Today I walked past the mail room in the office to see 4 grown men, one of which is an engineer huddled around the laminator. I chuckled to myself when I overheard, "No, no we have to laminate both sides, right?" The others just stared at him with confused faces. After a pause, "I think we can just do one side." I continued to smirk as I thought about my own laminating experience I had yesterday. It was pretty uneventful.
I went into the mail room with the paper that need to be sealed in a thick (govenment plastic?) clear covering so as to immortalize it for generations of machine operators to come. I turned on the lamintaor, waited for the word "ready" to appear on the screen and slipped my page into the 5 mm (10 mm was overkill) thick plastic shell and sent it happily through the laminator. It came out on the otherside looking like a little laminated masterpiece.
As you notice, this recounting of my experience yesterday involved only me, not three of my closest friends to hold my hand through the process. There was no debate about having to laminate both sides(If I'm laminating in the first place, shouldn't I protect both sides?).

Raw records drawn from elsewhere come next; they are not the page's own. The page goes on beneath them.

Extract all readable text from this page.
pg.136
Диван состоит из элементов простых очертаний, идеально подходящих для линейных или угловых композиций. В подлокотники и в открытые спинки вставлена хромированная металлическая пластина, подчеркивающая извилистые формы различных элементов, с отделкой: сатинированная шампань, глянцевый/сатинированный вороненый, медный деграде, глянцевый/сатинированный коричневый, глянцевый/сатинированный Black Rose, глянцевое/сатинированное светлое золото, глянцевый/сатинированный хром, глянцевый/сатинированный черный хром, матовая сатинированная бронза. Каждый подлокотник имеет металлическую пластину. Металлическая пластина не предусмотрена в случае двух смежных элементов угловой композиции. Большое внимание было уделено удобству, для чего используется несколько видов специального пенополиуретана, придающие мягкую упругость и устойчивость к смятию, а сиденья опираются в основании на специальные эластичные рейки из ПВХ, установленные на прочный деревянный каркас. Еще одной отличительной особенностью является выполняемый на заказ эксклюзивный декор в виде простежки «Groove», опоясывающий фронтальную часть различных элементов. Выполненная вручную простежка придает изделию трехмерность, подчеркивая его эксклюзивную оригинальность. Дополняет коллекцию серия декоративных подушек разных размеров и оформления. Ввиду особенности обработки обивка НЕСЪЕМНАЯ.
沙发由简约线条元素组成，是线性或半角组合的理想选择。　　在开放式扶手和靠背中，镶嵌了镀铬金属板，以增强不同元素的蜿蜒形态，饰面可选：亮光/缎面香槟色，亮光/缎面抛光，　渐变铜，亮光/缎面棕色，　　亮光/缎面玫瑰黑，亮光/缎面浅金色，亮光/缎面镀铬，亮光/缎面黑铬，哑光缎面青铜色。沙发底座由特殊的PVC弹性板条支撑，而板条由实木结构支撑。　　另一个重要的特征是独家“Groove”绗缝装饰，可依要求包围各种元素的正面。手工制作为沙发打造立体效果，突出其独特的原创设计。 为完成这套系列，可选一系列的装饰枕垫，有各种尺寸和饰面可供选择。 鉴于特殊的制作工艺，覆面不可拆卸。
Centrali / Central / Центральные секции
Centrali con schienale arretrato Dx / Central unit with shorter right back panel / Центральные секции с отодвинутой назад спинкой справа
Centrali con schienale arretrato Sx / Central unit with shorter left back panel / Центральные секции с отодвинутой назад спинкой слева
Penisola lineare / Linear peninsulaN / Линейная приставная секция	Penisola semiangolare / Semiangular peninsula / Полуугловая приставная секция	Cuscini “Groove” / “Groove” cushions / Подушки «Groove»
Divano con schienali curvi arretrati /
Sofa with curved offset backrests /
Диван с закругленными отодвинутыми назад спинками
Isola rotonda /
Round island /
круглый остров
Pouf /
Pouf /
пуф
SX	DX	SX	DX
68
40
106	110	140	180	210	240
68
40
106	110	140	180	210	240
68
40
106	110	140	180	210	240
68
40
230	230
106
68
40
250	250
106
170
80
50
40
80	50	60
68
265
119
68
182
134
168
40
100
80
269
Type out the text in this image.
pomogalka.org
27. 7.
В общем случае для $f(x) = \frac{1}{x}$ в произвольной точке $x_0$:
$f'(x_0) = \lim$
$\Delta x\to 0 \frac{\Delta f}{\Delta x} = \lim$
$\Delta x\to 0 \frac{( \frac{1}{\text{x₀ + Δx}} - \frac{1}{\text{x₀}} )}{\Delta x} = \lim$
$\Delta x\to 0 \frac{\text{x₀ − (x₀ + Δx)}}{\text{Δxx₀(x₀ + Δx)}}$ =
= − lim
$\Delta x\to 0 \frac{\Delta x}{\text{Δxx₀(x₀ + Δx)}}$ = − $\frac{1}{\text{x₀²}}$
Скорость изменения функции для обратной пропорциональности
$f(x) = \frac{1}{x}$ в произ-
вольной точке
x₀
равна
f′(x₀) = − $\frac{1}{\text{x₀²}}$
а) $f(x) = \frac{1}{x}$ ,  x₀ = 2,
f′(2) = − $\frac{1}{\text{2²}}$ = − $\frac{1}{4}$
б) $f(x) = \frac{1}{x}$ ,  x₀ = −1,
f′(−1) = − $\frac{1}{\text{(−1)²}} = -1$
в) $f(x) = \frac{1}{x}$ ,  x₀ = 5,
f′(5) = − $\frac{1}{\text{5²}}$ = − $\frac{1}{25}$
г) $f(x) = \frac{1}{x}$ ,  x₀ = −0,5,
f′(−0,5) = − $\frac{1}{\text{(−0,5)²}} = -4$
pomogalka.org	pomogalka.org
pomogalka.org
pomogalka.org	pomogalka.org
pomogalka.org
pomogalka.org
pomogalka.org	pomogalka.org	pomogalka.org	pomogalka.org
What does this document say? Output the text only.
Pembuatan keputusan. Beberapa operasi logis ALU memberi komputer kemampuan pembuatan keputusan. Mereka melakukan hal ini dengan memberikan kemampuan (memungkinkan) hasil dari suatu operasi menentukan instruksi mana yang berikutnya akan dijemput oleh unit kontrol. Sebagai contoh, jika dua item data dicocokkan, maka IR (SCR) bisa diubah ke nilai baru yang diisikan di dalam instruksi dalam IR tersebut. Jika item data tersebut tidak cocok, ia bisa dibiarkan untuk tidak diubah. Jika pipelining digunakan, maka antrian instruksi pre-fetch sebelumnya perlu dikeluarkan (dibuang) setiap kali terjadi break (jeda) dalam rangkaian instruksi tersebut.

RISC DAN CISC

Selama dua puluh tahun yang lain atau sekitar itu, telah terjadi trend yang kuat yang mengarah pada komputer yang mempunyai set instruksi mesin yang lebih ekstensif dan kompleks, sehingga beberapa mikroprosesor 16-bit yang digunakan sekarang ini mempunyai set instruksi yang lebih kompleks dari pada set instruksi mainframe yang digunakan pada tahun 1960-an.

I didn't even have to use my lifeline to pick what speed to laminate my paper at - I used the table conveniently located on the laminator.
I guess I really have my mother to thank for my successful laminating experience yesterday. Many hours of my youth were spent at Alphabet Station watching things get laminated. I took some pretty sweet notes on all of the little details required for successful laminating while playing with the blocks in the corner. Good thing I don't believe in throwing out notes - I could have been laminating through dinner time.
When I walked past about 20 minutes later the four of them were still in the mail room. If they're still there tomorrow, maybe I'll pitch in.